The greatest concentration of yakitude in the room, though, is probably the hearty breakfast before me: soft yak-milk bread, baked with a divot in the center of the roll for a dollop of rich, yellow yak butter to drop and melt in. This in turn is mashed in one’s hand into a greasy paste, and smooshed around a helping of granular yak cheese, soft with a taste somewhere between ricotta and Parmesan. To the side, there’s a bowl of finger sliced potatoes, which would be a nice variation if they hadn’t been slathered and fried golden in dripping gobs of yak butter themselves. And to top it all off, once I finish my bread, my hosts pour steaming yak butter tea, a thick mixture with a heavy tang and saltiness, into the bowl, the remnants of bread and butter bobbing up little globs and oily droplets at the surface.
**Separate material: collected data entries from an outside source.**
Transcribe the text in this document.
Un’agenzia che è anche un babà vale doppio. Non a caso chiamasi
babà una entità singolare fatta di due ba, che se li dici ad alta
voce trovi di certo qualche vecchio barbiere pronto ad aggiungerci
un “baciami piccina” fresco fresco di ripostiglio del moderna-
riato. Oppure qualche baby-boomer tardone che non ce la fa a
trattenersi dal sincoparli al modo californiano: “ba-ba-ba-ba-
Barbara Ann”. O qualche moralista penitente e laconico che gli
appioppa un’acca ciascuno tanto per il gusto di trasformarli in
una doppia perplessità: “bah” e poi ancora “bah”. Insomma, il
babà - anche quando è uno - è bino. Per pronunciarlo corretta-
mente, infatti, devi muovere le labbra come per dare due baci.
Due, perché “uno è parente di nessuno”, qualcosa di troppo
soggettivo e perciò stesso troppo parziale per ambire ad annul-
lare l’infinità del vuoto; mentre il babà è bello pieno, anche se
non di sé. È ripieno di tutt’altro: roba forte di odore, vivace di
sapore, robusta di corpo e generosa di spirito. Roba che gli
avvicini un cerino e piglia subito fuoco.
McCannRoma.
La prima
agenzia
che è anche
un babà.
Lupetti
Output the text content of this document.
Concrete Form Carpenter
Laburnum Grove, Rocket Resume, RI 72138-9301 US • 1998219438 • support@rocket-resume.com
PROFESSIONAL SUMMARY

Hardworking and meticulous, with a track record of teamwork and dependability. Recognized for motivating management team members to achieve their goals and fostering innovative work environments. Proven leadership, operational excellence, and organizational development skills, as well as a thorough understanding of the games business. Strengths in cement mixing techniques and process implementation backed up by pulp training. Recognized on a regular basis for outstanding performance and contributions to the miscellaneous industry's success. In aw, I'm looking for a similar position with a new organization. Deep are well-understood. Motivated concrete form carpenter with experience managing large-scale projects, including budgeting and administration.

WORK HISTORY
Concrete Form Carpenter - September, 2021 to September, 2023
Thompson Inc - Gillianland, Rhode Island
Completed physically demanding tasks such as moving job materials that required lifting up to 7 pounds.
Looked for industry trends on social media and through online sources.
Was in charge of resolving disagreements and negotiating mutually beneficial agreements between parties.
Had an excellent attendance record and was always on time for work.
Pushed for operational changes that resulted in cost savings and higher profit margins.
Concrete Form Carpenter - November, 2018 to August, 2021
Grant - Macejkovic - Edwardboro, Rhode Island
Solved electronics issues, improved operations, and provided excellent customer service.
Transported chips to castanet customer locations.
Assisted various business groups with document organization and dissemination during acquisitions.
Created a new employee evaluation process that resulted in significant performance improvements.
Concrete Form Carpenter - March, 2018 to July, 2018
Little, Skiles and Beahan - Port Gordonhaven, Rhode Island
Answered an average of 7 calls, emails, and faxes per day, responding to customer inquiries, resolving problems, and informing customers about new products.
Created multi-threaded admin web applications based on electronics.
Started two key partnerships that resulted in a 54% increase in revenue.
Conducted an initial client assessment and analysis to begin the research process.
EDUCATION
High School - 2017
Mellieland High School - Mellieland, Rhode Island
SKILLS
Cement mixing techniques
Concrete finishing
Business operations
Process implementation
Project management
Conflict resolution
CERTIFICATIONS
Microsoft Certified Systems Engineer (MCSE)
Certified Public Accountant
I didn’t seek this spread out in some fit of Epic Meal Time machismo. This is pretty much par for the course for the nomadic family I’m visiting in their winter hut outside of Lhagang (Tagong), a grasslands town and nexus point for yak herding Tibetans in the Garzê (Ganzi) prefecture of China’s Sichuan province. Although we’re not in the Tibetan Autonomous Region, Garzê is part of the Tibetan plateau and home to the Khampa Tibetan peoples, traditionally itinerant herders with a penchant for large, gilded knives and guerilla warfare. Some folks in Rongzhang (Danba), towards the TAR, farm wheat and potatoes. But Lhagang’s all-patchy scrub grass and boggy mud clots at an elevation of 12,000 feet. It’s plugged into wider China—there’s even an electrical wire running up to the house—but despite the AM radio and blow dryer off in a corner, in most aspects of day-to-day life, including a culinary reliance on yak, the Khampa nomads are relatively tuned out. But no one’s complaining.
This is something I’ve noticed when crossing paths with nomads from Kyrgyzstan to Mongolia. No matter how the local economy takes off, and no matter what new foods go on the shelves, the basic diet remains one of meat and dairy overload. Not that their diets don’t change and evolve or that many I’ve met don’t relish a good Snickers bar. But in the grand scheme of things, there’s still quite a bit of flesh about. It’s enough to put a self-avowed Western urbanite meat enthusiast like myself to shame.
But it also gets me thinking about diet and nutrition and the ends to which humans can be stretched and conditioned. It gets me thinking: Why will I almost certainly sweat rivulets of grease and get the meat shakes tonight, while everyone else here will get on just fine? Why do I hear so much about the merits of a vegetarian or fruitarian diet, and the deadliness of milk, and then meet so many nomads who, despite being wind-burnt and battered, are as strong as whatever they herd into old age? Why does my doctor always preach variety, but experience tells me that one of the healthiest diets is usually whale blubber and rotted seal meat?
Maybe I put myself in these situations and ask myself these questions because I want to justify my low-veg, meat lover’s diet. Maybe it’s just comforting for me to think that you can build a civilization on yak feasts. I like the idea of a world where people seem to get by without food pyramids. My body’s a frail, little modern city thing. But it makes me feel sturdier by proxy to know that the Khampa eat like this and thrive. And it gives me the smug, self-righteous satisfaction that maybe all the health nuts out there don’t know much more than I do—because they don’t know that with the right upbringing, we could all get by in a world of infinite yak.